No hay excusas. No las hubo, ni las habrá. Ni siquiera a partir del socorro estético, de la buena prensa y el buen amparo de la literatura de la inacción. La cagada es monumental. Probablemente histórica. Y la responsabilidad no es sólo de una persona, de un gobernante, sino de todos; no tiene nada que ver ya con el PP. Ni siquiera con la corrupción. A Zapatero, en su clímax, se le reprochaba, y sesudamente, el bambismo, lo de vivir en disneylandia, el hecho inane de no ser capaz. En este sentido, Rajoy va camino de convertirse en una figura literaria, en una versión castiza y aceitosa de cualquier Oblomov. Todo esto, de lo que me temo que ahora hablarán los periódicos, incluido éste, al socaire del cual tiendo a expresarme, es innegablemente Rajoyayano; lleva su sello inequívoco. Es obvia la manipulación, la artera construcción del relato de la causa catalana, sus mentiras, su oportuinismo, su falta de solidaridad, pero también algo que se exalta y se comprueba desde hace meses en los vídeos de youtube: la parálisis, pobreza política y de pulso, del que tenía que haber seguido siempre siendo un afable funcionario, un tipo con el que tomar una caña en Cambados, no un presidente europeo. Lamento la crítica, porque me siento extrañamente cercano a este señor, pese al Marca, en la poética dura, que siempre es la de la pasividad. Pero el tipo, y mira que era difícil, ha conseguido lo que parecía imposible: que lo de la corrupción orgánica, el Luis sé fuerte, quede como una aventura adolescente, un pecado churrero, de división juvenil.

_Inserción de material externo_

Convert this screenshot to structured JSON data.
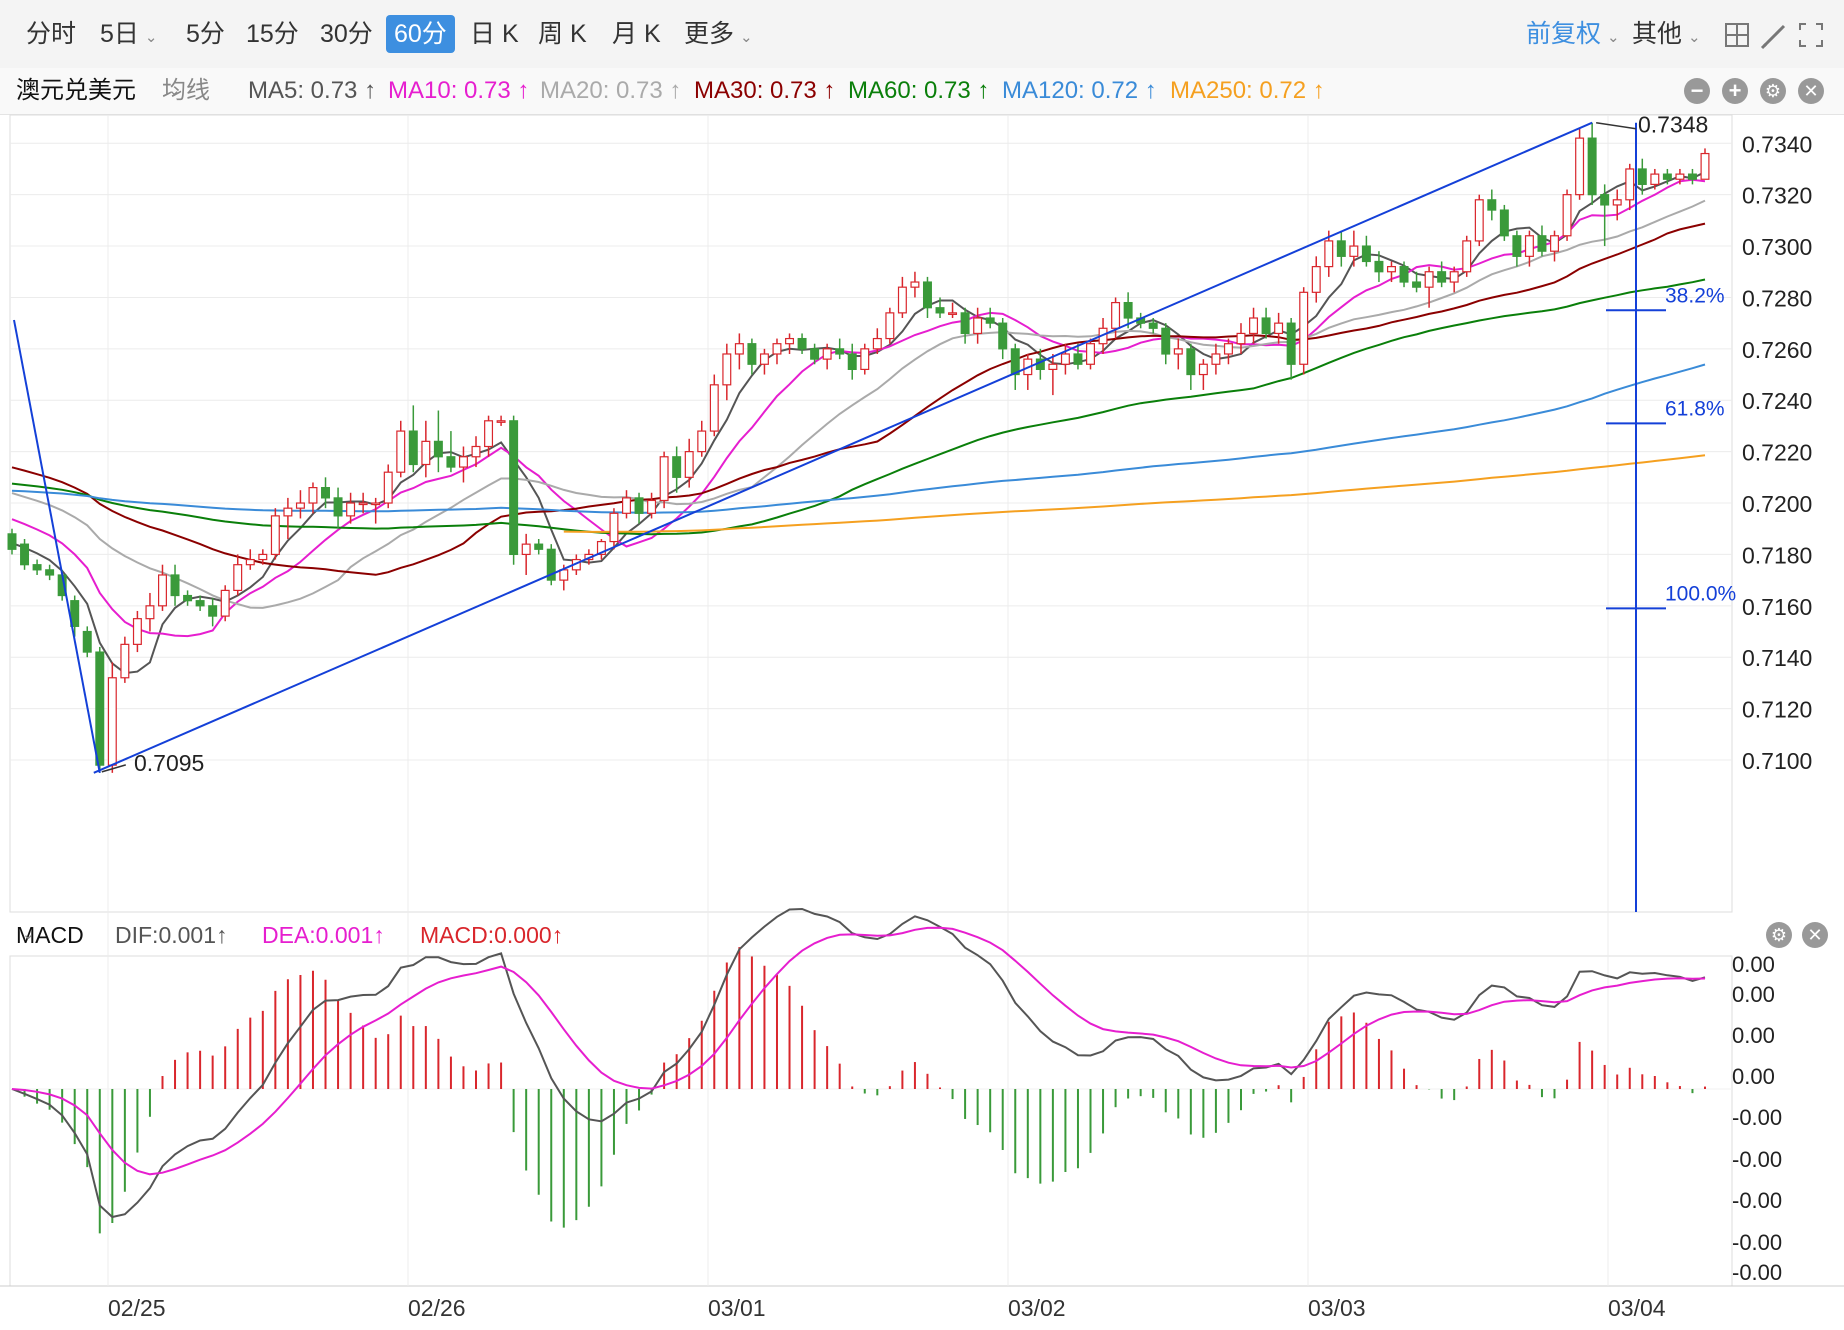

Lo que ocurrió ayer, lo que sigue ocurriendo, es muy grave. Se ha criticado mucho, en medio de este maniqueísmo atroz, que se responsabilizara a la derecha española, pero aquí, personificado, hablamos de un error imperdonable, que casi deja en juego de niños, si no fuera por los muertos y por la hipoteca, todo desatino anterior. Rajoy es culpable. Y mucho. Principal protagonista de un espectáculo bruto, de haber alentado justo lo que buscaba la parte sentimental del otro lado, que era la foto de un votante represaliado, la de la España contumaz frente a una supuesta nación ilustrada que tiene más que ver con el vicio y la tontería del privilegio que con la digestión razonada de la ilustración. Estoy con Xavi, uno de los mejores futbolistas, y soy del Atleti, de la historia: esto es una puñetera vergüenza. Por tantas razones, porque realmente no se puede hacer peor ni queda mucho margen, más allá de la barbarie general. Rajoy debe dimitir. Ha logrado que España se supere a sí misma, que cruce una línea sin paralelo en la Europa de este tiempo. Qué más daba, en el fondo, un referéndum absurdo, adulterado, sin reconocimiento ni legitimidad. El mismo problema de siempre: el de la Constitución, tratada por los mismos que la rechazaban en su tiempo embrionario, como una pieza rocosa e inamovible, bíblica e irreflexiva. El hecho de combatir la irracionalidad con irracionalidad. Y de ser corto de miras. De entrar al trapo. Hasta el punto que no se sabe si hablamos de cinismo o simplemente de juicio negado de manera natural. Rajoy ha dejado ser banal. Se ha vuelto calamitosamente enciclopédico. Entrará y se estudiará en la historia. Todos nos lo merecemos. Ahí está la previsible, la España ilógica, la fotocopia electoral.